Topic: ASIO bug: driver failure when using multiple HDSPe AES PCIe cards

I'm an audio programmer here at Naughy Dog in the US.  We're in the process of upgrading our DAWs here, and we're switching to dual HDSPe AES PCIe cards under Windows 10 as our primary digital I/O AES interface.  We've been trying to get this working since last year, and we've almost got all our issues ironed out, but we are still having a serious problem with random RME ASIO driver failures.  We reported this issue to Synthax back in October of last year but they were not able to help; they said they've never heard of this issue and can't reproduce it.  So, I thought I would try posting here to see if RME can directly help with the problem.  Recently, we believe we've been able to devise a 100% reproduction case, so hopefully RME engineers can now fix this.

Our configuration is as follows: A Windows 10 PC with dual HDSPe AES PCIe cards and an nVidia 1060 display adapter, 64GB of RAM, an Intel Xeon E5-2690 CPU, a 1TB SSD system drive, and a 6TB RAID using the motherboard's Intel RST driver.  We have used Pro Tools, Nuendo, and Reaper on this configuration.  The first RME card is the master system clock; the second one is clocked by the first using the external BNC connecter (we've tried the internal sync cable, no difference).  We normally run at 96kHz though the bug also happens at 48kHz.  We have both cards in multichannel mode, with WDM enabled for all I/O.  Windows Speaker devices are enabled for outputs 9-16 on the second card; this is looped back to the inputs via TotalMix FX; in this way we can monitor and capture any OS audio from any app (web browser, sound library, etc.) directly into the DAW.  We have other lower numbered inputs used for various other input sources, all clocked against the first RME card (though the bug happens even if not inputting anything, i.e. all other input physically disconnected).  The main outputs are the first card's outputs 1-8, which are sent to our speaker monitor controller.

The bug is that after some random amount of time, for no reason - even if just left idle, the ASIO outputs for the first card's I/O simply stop working.  This is without warning; there is no error dialog, or system event, that indicates anything is wrong.  The first card's 16 output simply stop producing audio.  This is also confirmed by looking at the meters in TotalMix - they are dead.  This failure happens no matter what ASIO software you a using.  We've also run soak tests and noticed that this can happen even if no ASIO software is running: i.e., boot the computer, let it sit idle for a week, then try to run an ASIO app, and the first 16 outputs will not work right from the start.  The second card's ASIO I/O continues to work.  When this failure happens, it is always the first logical card that fails.  This is true even if the cards are swapped in the RME preferences; in that case, the other card will now be the first card, and it will lose its ASIO I/O.

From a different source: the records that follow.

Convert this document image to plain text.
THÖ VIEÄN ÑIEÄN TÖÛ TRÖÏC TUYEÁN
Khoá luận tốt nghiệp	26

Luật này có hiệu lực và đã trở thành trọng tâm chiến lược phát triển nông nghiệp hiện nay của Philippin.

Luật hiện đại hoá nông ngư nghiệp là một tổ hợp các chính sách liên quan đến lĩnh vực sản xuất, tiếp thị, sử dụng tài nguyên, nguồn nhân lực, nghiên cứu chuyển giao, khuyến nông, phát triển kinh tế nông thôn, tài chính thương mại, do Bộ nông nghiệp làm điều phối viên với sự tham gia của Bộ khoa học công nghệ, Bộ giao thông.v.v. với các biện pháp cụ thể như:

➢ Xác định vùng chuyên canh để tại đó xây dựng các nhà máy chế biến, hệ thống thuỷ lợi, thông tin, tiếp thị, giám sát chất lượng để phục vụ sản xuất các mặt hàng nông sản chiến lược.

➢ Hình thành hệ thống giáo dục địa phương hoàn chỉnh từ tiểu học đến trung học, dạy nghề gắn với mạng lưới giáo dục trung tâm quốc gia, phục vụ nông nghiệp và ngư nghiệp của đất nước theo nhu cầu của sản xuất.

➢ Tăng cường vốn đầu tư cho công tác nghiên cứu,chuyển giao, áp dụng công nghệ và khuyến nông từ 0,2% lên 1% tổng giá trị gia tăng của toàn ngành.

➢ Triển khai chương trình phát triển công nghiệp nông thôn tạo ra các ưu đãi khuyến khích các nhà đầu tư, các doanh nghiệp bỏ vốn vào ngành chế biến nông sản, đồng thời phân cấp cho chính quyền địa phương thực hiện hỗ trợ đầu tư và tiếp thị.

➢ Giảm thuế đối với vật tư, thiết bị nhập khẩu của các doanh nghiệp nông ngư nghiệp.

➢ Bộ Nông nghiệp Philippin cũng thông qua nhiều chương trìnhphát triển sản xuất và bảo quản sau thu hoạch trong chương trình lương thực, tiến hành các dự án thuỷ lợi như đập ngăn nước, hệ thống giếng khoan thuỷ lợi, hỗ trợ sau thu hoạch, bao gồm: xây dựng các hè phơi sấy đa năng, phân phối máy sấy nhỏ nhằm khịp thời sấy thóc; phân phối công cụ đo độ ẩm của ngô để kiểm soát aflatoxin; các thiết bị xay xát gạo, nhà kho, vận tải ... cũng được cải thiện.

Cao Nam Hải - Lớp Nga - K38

We've tried swapping cards, swapping parts, changing drivers (this has happened on every RME driver since October, including the lastest 4.18 drivers); nothing matters.  The frequency of the bug is somewhat random: it can take almost a week to happen, or it can happen multiple times in one day.  We we first encountered this, we were working around it by rebooting the PC, which resets the driver and fixes the problem.  The more we started using the PCs, the more frequent this would happen, until it got so frequent that rebooting is killing our workflow.

Some interesting points to note are that we have a few PCs that don't need 32 channels of I/O and are only using one RME AES card.  Those PCs are rock solid - they are not affected by this bug.  Those PCs are identical in every way to the ones that are failing: same motherboard, CPU, drives, and video card - the only difference is they have 1 RME card instead of 2.  So the bug seems unique to the scenario of using 2 RME cards.

We discovered an inelegant workaround that often saves us from rebooting: if, when this bug happens, you exit all audio applications, and then run a program called ASIOSigGen (you can find this on the internet), you can use the app to force both cards to change sample rates.  If you do this, then change the sample rate back again, it seems to reset the ASIO driver such that it works again.  For example: if you are working at 96kHz and the bug happens, close all the DAW applications, run ASIOSigGen, pick 48kHz, wait a few seconds, then pick 96kHz, wait a few seconds, exit the app, restart the DAW software, and now it's working again.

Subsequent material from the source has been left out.